En gros, M. Paillé ne demande pas le départ de Guy Cormier, mais il pense que l’ampleur de la crise actuelle prouve qu’il faut un président du conseil totalement indépendant qui pourrait avoir la totalité des informations.

« La transparence, c’est de pouvoir dire tout à son patron. Or, son patron, c’est lui. Là, on a un problème d’éthique et de gouvernance », poursuit-il.

L’ex-chef du Bloc québécois (BQ) souligne que la coopérative VanCity de Colombie-Britannique est formée de neuf administrateurs indépendants de la direction alors que Desjardins compte 20 administrateurs sur 22 provenant de la coopérative.
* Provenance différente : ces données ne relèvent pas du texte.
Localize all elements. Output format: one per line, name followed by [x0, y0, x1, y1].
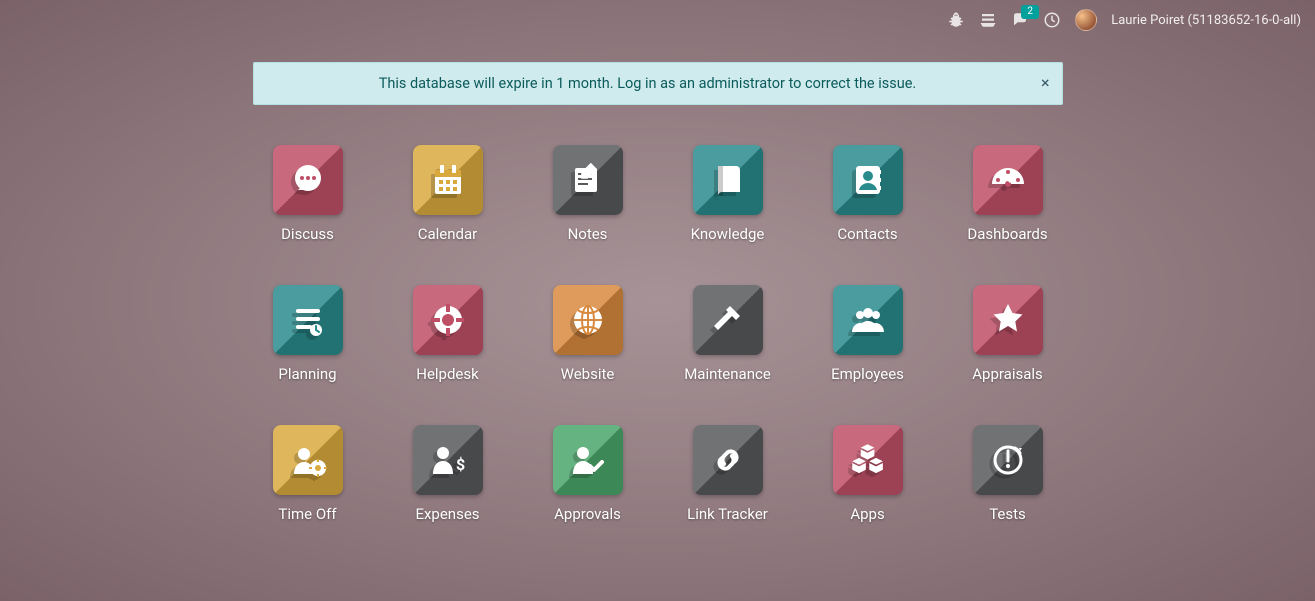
app-label: Helpdesk — [416, 365, 478, 383]
app-label: Employees — [831, 365, 904, 383]
close-icon[interactable]: × — [1041, 73, 1050, 92]
app-helpdesk[interactable]: Helpdesk — [378, 285, 518, 383]
messages-badge: 2 — [1021, 5, 1039, 19]
hammer-icon — [693, 285, 763, 355]
app-label: Tests — [989, 505, 1026, 523]
notes-icon — [553, 145, 623, 215]
app-label: Calendar — [418, 225, 478, 243]
tests-icon — [973, 425, 1043, 495]
app-dashboards[interactable]: Dashboards — [938, 145, 1078, 243]
lifebuoy-icon — [413, 285, 483, 355]
app-label: Time Off — [278, 505, 336, 523]
book-icon — [693, 145, 763, 215]
chat-icon — [273, 145, 343, 215]
apps-grid: Discuss Calendar Notes Knowledge Contacts Das… — [238, 145, 1078, 523]
app-label: Link Tracker — [687, 505, 768, 523]
alert-text: This database will expire in 1 month. Lo… — [379, 75, 916, 92]
app-apps[interactable]: Apps — [798, 425, 938, 523]
app-label: Expenses — [415, 505, 479, 523]
timeoff-icon — [273, 425, 343, 495]
planning-icon — [273, 285, 343, 355]
topbar: 2 Laurie Poiret (51183652-16-0-all) — [947, 0, 1315, 36]
app-discuss[interactable]: Discuss — [238, 145, 378, 243]
bug-icon[interactable] — [947, 11, 965, 29]
globe-icon — [553, 285, 623, 355]
app-label: Knowledge — [691, 225, 765, 243]
calendar-icon — [413, 145, 483, 215]
expiration-alert: This database will expire in 1 month. Lo… — [253, 62, 1063, 105]
app-label: Discuss — [281, 225, 334, 243]
people-icon — [833, 285, 903, 355]
app-label: Maintenance — [684, 365, 771, 383]
app-calendar[interactable]: Calendar — [378, 145, 518, 243]
app-contacts[interactable]: Contacts — [798, 145, 938, 243]
gauge-icon — [973, 145, 1043, 215]
avatar[interactable] — [1075, 9, 1097, 31]
app-label: Dashboards — [967, 225, 1047, 243]
star-icon — [973, 285, 1043, 355]
app-website[interactable]: Website — [518, 285, 658, 383]
app-maintenance[interactable]: Maintenance — [658, 285, 798, 383]
app-label: Contacts — [837, 225, 897, 243]
app-employees[interactable]: Employees — [798, 285, 938, 383]
tray-icon[interactable] — [979, 11, 997, 29]
app-label: Appraisals — [972, 365, 1043, 383]
app-notes[interactable]: Notes — [518, 145, 658, 243]
app-approvals[interactable]: Approvals — [518, 425, 658, 523]
app-label: Website — [561, 365, 615, 383]
app-planning[interactable]: Planning — [238, 285, 378, 383]
activity-clock-icon[interactable] — [1043, 11, 1061, 29]
app-expenses[interactable]: Expenses — [378, 425, 518, 523]
contact-icon — [833, 145, 903, 215]
messages-icon[interactable]: 2 — [1011, 11, 1029, 29]
user-menu[interactable]: Laurie Poiret (51183652-16-0-all) — [1111, 13, 1301, 28]
link-icon — [693, 425, 763, 495]
app-tests[interactable]: Tests — [938, 425, 1078, 523]
app-label: Apps — [850, 505, 884, 523]
app-timeoff[interactable]: Time Off — [238, 425, 378, 523]
approve-icon — [553, 425, 623, 495]
app-label: Planning — [278, 365, 336, 383]
app-label: Approvals — [554, 505, 621, 523]
app-label: Notes — [568, 225, 608, 243]
app-knowledge[interactable]: Knowledge — [658, 145, 798, 243]
cubes-icon — [833, 425, 903, 495]
app-linktracker[interactable]: Link Tracker — [658, 425, 798, 523]
expense-icon — [413, 425, 483, 495]
app-appraisals[interactable]: Appraisals — [938, 285, 1078, 383]
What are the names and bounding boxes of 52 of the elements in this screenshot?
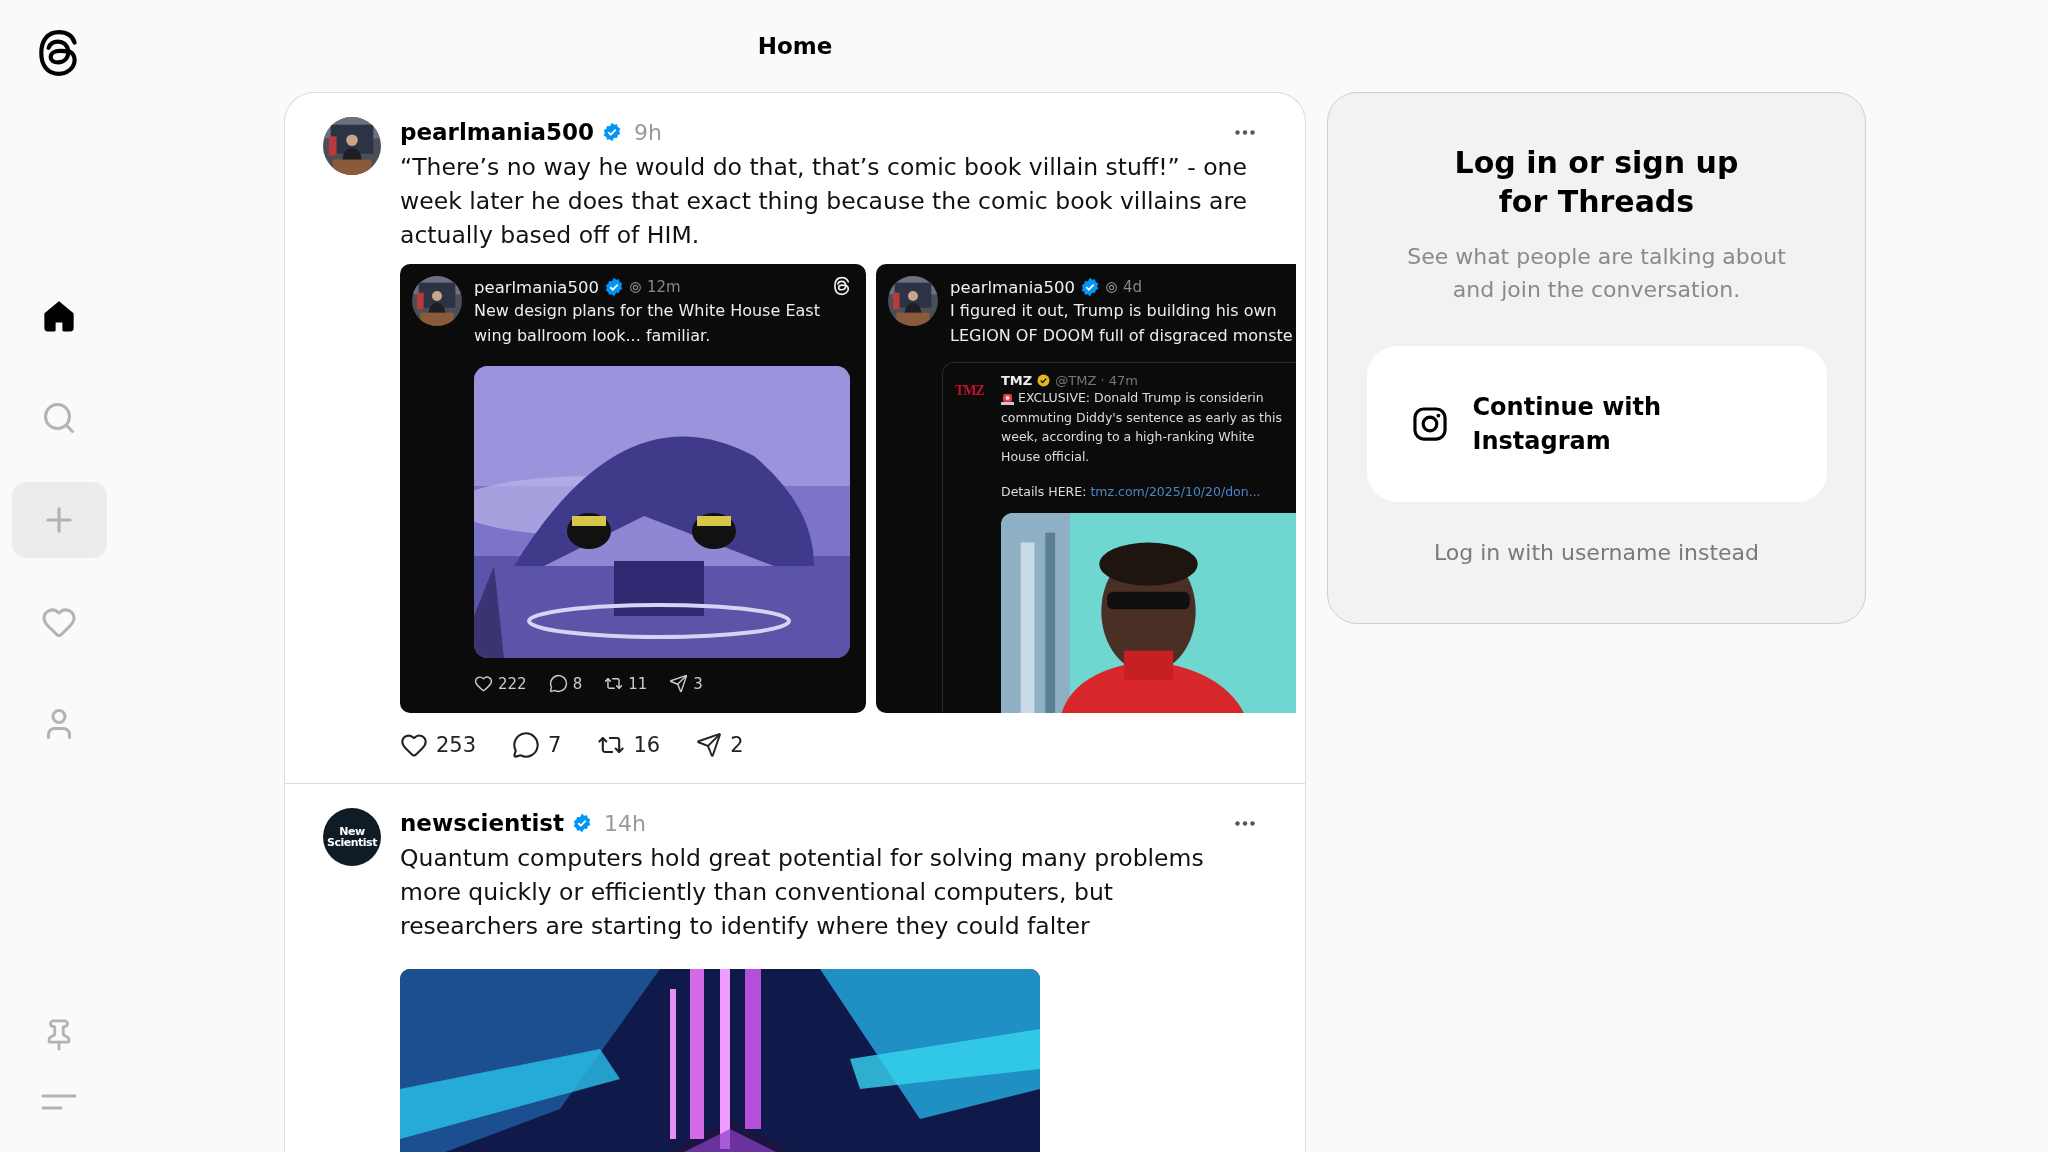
send-icon	[669, 674, 689, 693]
stat-count: 3	[693, 674, 703, 693]
embedded-text-line: New design plans for the White House East	[474, 300, 821, 322]
embedded-time: 12m	[646, 278, 681, 296]
username[interactable]: newscientist	[400, 810, 564, 836]
quoted-text-line: commuting Diddy's sentence as early as this	[1001, 408, 1282, 427]
quoted-text-line: week, according to a high-ranking White	[1001, 428, 1255, 446]
repost-button[interactable]: 16	[597, 731, 661, 759]
username-login-link[interactable]: Log in with username instead	[1433, 540, 1760, 565]
more-icon	[1235, 129, 1255, 135]
speech-bubble-icon	[548, 674, 568, 693]
stat-count: 222	[498, 674, 527, 693]
embedded-text-line: I figured it out, Trump is building his own	[950, 300, 1278, 322]
quoted-handle: @TMZ · 47m	[1055, 373, 1138, 388]
quoted-text-line: EXCLUSIVE: Donald Trump is considerin	[1018, 389, 1264, 407]
heart-icon	[474, 674, 493, 693]
menu-icon[interactable]	[41, 1092, 77, 1112]
avatar-logo[interactable]: New Scientist	[323, 808, 381, 866]
home-icon	[41, 298, 77, 334]
panel-subtitle: See what people are talking about and join the conversation.	[1407, 243, 1786, 304]
search-icon	[41, 400, 77, 436]
send-icon	[696, 732, 723, 758]
tmz-logo: TMZ	[955, 383, 985, 400]
reply-button[interactable]: 7	[512, 731, 562, 759]
embedded-time: 4d	[1122, 278, 1142, 296]
speech-bubble-icon	[512, 731, 541, 759]
embedded-username: pearlmania500	[474, 277, 599, 297]
stat-count: 8	[572, 674, 583, 693]
page-title: Home	[757, 33, 833, 59]
article-link[interactable]: tmz.com/2025/10/20/don...	[1090, 484, 1261, 499]
post-time: 9h	[634, 119, 663, 145]
embedded-text-line: wing ballroom look... familiar.	[474, 325, 712, 347]
share-button[interactable]: 2	[696, 731, 744, 759]
instagram-icon	[1410, 405, 1449, 443]
post-time: 14h	[603, 810, 646, 836]
details-text: Details HERE: tmz.com/2025/10/20/don...	[1001, 484, 1262, 499]
quoted-name: TMZ	[1001, 373, 1033, 388]
more-options-button[interactable]	[1235, 820, 1255, 826]
post-text: Quantum computers hold great potential for solving many problems more quickly or efficiently than conventional computers, but researchers are starting to identify where they could falter	[400, 843, 1205, 942]
embedded-username: pearlmania500	[950, 277, 1075, 297]
quoted-text-line: House official.	[1001, 447, 1090, 466]
stat-count: 11	[628, 674, 648, 693]
more-options-button[interactable]	[1235, 129, 1255, 135]
panel-title: Log in or sign up for Threads	[1454, 144, 1739, 221]
more-icon	[1235, 820, 1255, 826]
embedded-text-line: LEGION OF DOOM full of disgraced monste	[950, 325, 1294, 347]
threads-logo-icon[interactable]	[832, 276, 852, 296]
post-text: “There’s no way he would do that, that’s comic book villain stuff!” - one week later he does that exact thing because the comic book villains are actually based off of HIM.	[400, 152, 1248, 251]
like-button[interactable]: 253	[400, 731, 477, 759]
continue-with-instagram-button[interactable]: Continue with Instagram	[1366, 346, 1827, 502]
username[interactable]: pearlmania500	[400, 119, 595, 145]
verified-badge-icon	[1037, 374, 1051, 387]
Il rappelle qu’à la Caisse de dépôt et placement du Québec (CDPQ), le PDG Michael Sabia relève du président du conseil Robert Tessier et qu’à la Banque Nationale, le PDG, Louis Vachon, relève de Jean Houde, président du conseil.

Pas de cet avis

Vendredi, quand Le Journal a demandé au PDG Guy Cormier si cette nouvelle tuile qui s’abat sur l’institution venait fragiliser sa direction, il s’est montré sans équivoque.

« Je ne suis pas de cet avis-là parce que la nouvelle d’aujourd’hui s’annonce dans un contexte très différent du mois de juin », a répondu M. Cormier du tac au tac.

Selon lui, Desjardins a démontré qu’elle pouvait trouver des solutions, comme la protection Membre Desjardins le 15 juillet dernier.